"March!" he exclaimed; "we'll make straight for the Butte and then for the road. Look out for Germans! A few German overcoats would give us fine cover, and this mist also should help us far on our way. Step out—the faster we go the better!"

They went off through the gathering gloom, through the wet mist which was already cloaking the earth, and presently swung past the western end of the Butte of Warlencourt, which marked the limit of advance of the British army in 1916. Then their feet gained the Albert-Bapaume road, and presently they were speeding along it and getting every half-hour nearer to the sounds of battle. But though they marched nearer and nearer to their friends, what chance had they? Would they ever break through that line of Germans which undoubtedly extended far and wide and cut them adrift from the Allied armies?


CHAPTER XIV Where Men fought for Empire

"Halt! I hear men coming! There are troops on the road—listen!"

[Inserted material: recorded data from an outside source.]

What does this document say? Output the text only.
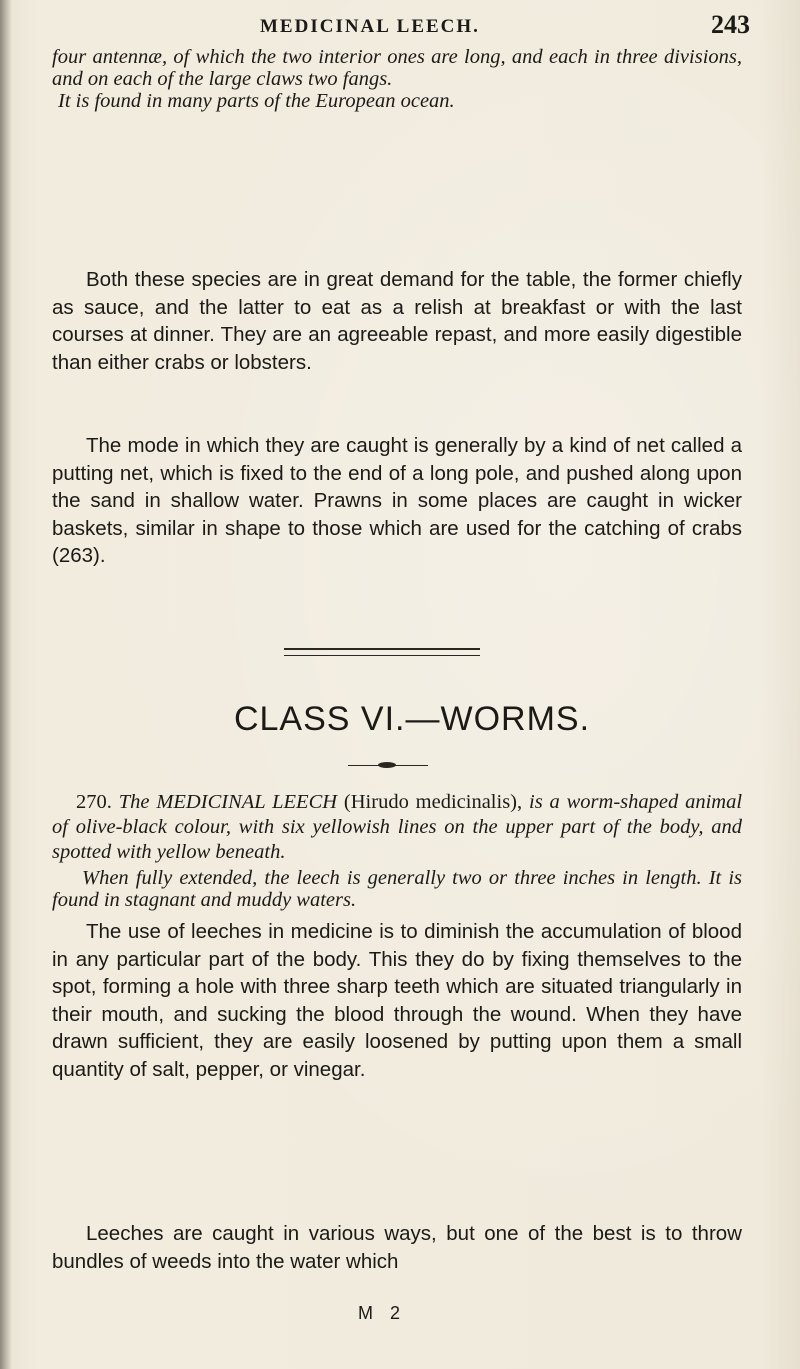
MEDICINAL LEECH.	243

four antennæ, of which the two interior ones are long, and each in three divisions, and on each of the large claws two fangs.

It is found in many parts of the European ocean.

Both these species are in great demand for the table, the former chiefly as sauce, and the latter to eat as a relish at breakfast or with the last courses at dinner. They are an agreeable repast, and more easily digestible than either crabs or lobsters.

The mode in which they are caught is generally by a kind of net called a putting net, which is fixed to the end of a long pole, and pushed along upon the sand in shallow water. Prawns in some places are caught in wicker baskets, similar in shape to those which are used for the catching of crabs (263).

CLASS VI.—WORMS.

270. The MEDICINAL LEECH (Hirudo medicinalis), is a worm-shaped animal of olive-black colour, with six yellowish lines on the upper part of the body, and spotted with yellow beneath.

When fully extended, the leech is generally two or three inches in length. It is found in stagnant and muddy waters.

The use of leeches in medicine is to diminish the accumulation of blood in any particular part of the body. This they do by fixing themselves to the spot, forming a hole with three sharp teeth which are situated triangularly in their mouth, and sucking the blood through the wound. When they have drawn sufficient, they are easily loosened by putting upon them a small quantity of salt, pepper, or vinegar.

Leeches are caught in various ways, but one of the best is to throw bundles of weeds into the water which

M 2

Bill, who was leading the party of men cut off from the British army—a party, be it remembered, comprising not only sturdy British soldiers, but just as sturdy members of the new American army—suddenly thrust out an arm and brought them to a standstill. There on the paved highway which runs from Albert to Bapaume, and which the British, with that thoroughness for which they have now no doubt won world-wide fame, had macadamized and rolled until it was as smooth as a billiard table, though but a few months before it had been churned and smashed to pieces by gun-fire—there, unhappily, the same churning and smashing process was being repeated between the spot where Bill and his friends stood and Albert itself, perhaps five miles distant. For in that direction the thunder of guns was loudest, and even the mist and the darkness could not hide the flash of hidden batteries and the bursting of shells from British artillery, nor could the sounds of distant battle altogether drown other sounds—the deep muffled tread of a mass of men.

"Coming back towards us from the Albert direction," said Bill. "Probably men who have been relieved, or perhaps it's a ration party. Anyway, off we go! Take the road here to the right. Look sharp!"

He stepped off the macadam, to find himself to his arm-pits in a huge shell-hole—a relic of 1916—in which also reclined what remained of a shattered tank—one of the land fighting-ships which Britain had brought to bear against the Germans. Clambering out of it, with two other men of the party who had been similarly unfortunate, he struck away from the road, the others following closely. Then, of a sudden, Larry called to him.